Erynn Sarno won an award for the excellence of her M.A. thesis, "Representing Huineng: Monastic Modes of Display and Literati Responses to the Presentation of the Sixth Patriarch of Chan Buddhism," written for the East Asian Studies program at Harvard University. Remarking on its "unprecedented scale and range," Erynn's advisor Eugene Wang notes its author's "great instinct and sensitivity," "superb and methodic analysis," and "remarkable command of the scholarly literature on the related issues," He further adds, "the level and sophistication of her thesis exceed those qualifying papers of our graduate students in the Ph. D. program." Erynn's other thesis advisor, Yukio Lippit, adds that the thesis "has the makings of an exciting dissertation on Song-period painting of Chan [Zen] subject matter, should she pursue a doctoral degree in Chinese art at some point." It wouldn't be a bad idea, Erynn!
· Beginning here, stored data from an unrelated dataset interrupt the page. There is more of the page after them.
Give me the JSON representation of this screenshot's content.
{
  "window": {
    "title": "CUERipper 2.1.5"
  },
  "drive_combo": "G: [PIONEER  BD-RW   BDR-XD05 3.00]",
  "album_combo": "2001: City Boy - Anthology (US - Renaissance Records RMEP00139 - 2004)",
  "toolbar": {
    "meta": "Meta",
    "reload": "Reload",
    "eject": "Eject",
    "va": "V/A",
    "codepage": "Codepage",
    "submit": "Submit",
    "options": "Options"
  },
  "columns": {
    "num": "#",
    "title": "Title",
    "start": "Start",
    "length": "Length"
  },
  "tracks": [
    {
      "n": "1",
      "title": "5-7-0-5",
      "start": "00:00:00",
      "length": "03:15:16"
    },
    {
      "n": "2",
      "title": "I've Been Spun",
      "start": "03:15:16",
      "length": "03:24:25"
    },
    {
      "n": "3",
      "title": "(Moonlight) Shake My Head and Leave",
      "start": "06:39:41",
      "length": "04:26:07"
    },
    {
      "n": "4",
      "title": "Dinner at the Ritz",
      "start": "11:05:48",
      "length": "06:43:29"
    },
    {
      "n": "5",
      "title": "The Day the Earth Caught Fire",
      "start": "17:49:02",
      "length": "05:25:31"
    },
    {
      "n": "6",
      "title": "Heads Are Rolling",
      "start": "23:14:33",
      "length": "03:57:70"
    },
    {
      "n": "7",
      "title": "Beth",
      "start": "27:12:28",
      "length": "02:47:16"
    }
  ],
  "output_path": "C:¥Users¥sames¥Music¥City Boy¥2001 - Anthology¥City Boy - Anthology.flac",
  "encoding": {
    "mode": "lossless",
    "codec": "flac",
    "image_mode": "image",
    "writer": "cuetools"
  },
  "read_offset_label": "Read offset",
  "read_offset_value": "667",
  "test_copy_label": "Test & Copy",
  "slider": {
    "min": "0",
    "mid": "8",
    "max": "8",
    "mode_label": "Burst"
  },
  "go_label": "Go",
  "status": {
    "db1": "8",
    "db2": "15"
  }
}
We are all proud of you.
In Fall 2004, Erryn will be teaching 'Women of China' at SUNY New Paltz while Professor Kristine Harris is on leave as well as working for SUNY's Levin Institute in New York City. Email:erynnator@hotmail.com 8/04
Reunion RECOMMENDATION: Eryyn writes to recommend the New Paltz Hostel as "a very comfortable place with a wonderful, hospitable owner who clearly wants to provide a memorable stay." The October 16th weekend will be very busy in New Paltz, so reserve a place to stay soon!